Plain and simple, the energy sector has been a nightmare for investors over the past seven months. Obviously, demand and supply is an issue, but some analysts estimate that as much as 30% of the overall decline is tied to momentum speculators shorting oil futures. A new report from J.P. Morgan’s Energy/MLP team points out that despite declining commodity prices that led to a fourth quarter meltdown, master limited partnerships clawed out a 5% total return in 2014, much better than the S&P energy -8% total return.
While a huge contrarian play for investors, energy demand will not slow forever, and speculators will have to cover shorts at some point. A mid-week huge jump in oil pricing may suggest they are close. With yields on U.S. Treasury debt at all-time lows, income investors looking among the rubble of the top MLPs may have the chance of a lifetime. The J.P. Morgan plan is to stick with defensive natural gas names and the top blue chips in the arena. Here are six top MLPs to buy now for investors that can stand some volatility in a growth and income portfolio. All are rated Outperform at J.P. Morgan. Remember, MLP distributions may include return of principal.
Blue Chip MLPs
Enterprise Products Partners L.P. (NYSE: EPD) certainly fits the blue chip mold, and it is a top MLP to buy at J.P. Morgan. The company is one of the largest publicly traded partnerships and a leading North American provider of midstream energy services to producers and consumers of natural gas, natural gas liquids (NGLs), crude oil, refined products and petrochemicals. The company recently announced the 42nd consecutive quarterly distribution increase, to $0.37 per common unit, or $1.48 per unit on an annualized basis.
Enterprise investors are paid a 4.3% distribution. The J.P. Morgan price target for the company is $42. The Thomson/First Call consensus target is just higher at $42.95. Enterprise closed on Wednesday at $32.45.

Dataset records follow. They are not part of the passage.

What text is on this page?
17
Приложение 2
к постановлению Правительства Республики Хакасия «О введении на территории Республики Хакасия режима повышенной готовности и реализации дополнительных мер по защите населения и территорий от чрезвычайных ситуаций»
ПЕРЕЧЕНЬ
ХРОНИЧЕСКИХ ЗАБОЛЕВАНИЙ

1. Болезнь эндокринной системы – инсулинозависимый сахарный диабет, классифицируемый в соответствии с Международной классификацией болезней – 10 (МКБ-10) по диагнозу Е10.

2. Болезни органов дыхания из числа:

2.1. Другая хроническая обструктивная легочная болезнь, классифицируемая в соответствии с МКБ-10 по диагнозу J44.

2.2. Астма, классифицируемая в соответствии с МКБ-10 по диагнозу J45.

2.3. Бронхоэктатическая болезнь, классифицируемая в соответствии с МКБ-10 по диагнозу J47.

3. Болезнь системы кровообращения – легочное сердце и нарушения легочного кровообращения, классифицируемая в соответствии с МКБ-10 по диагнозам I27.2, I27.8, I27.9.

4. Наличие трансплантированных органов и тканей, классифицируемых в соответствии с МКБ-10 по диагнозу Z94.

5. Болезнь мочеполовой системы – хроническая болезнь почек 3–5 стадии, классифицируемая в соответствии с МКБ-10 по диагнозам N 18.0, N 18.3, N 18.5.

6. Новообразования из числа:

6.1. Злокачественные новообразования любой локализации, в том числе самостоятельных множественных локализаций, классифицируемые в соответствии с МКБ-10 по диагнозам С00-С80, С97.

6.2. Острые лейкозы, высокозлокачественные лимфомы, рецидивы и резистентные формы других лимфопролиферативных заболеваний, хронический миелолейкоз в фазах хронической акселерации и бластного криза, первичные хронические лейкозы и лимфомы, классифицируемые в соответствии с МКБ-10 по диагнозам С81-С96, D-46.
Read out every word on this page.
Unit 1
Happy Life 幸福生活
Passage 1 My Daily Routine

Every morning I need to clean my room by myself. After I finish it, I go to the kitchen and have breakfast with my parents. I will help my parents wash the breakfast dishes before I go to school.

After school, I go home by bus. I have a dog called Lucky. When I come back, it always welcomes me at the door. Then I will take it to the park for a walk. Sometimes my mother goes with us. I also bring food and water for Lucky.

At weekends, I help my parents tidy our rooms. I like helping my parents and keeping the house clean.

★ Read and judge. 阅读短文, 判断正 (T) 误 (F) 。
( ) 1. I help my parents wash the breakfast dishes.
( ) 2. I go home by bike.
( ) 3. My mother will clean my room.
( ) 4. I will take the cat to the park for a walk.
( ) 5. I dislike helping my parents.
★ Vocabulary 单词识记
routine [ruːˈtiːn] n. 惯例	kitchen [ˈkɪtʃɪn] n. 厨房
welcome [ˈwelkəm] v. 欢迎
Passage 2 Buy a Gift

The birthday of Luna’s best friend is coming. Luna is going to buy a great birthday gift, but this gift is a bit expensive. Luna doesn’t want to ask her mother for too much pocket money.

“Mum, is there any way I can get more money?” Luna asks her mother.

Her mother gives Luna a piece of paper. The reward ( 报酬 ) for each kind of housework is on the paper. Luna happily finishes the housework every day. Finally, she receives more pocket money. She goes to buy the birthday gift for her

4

Kinder Morgan Inc. (NYSE: KMI) is another core blue chip MLP pick at J.P. Morgan, and it is also one of the most recommended on Wall Street. The company announced in the fall the acquisition of all of Kinder Morgan Energy Partners, Kinder Morgan Management and El Paso Pipeline Partners in a series of transactions. The merger plan was comprised of $40 billion in parent-company equity, $4 billion in cash and $27 billion in assumed debt. It is a move some shareholders are opposed to, but one many on Wall Street saw as a brilliant move that could reshape the industry.
Kinder Morgan unit-holders are paid a solid 4.2% distribution. The J.P. Morgan price target for the iconic industry giant is $47, and the consensus target is $46.36. Kinder Morgan closed Wednesday at $41.22.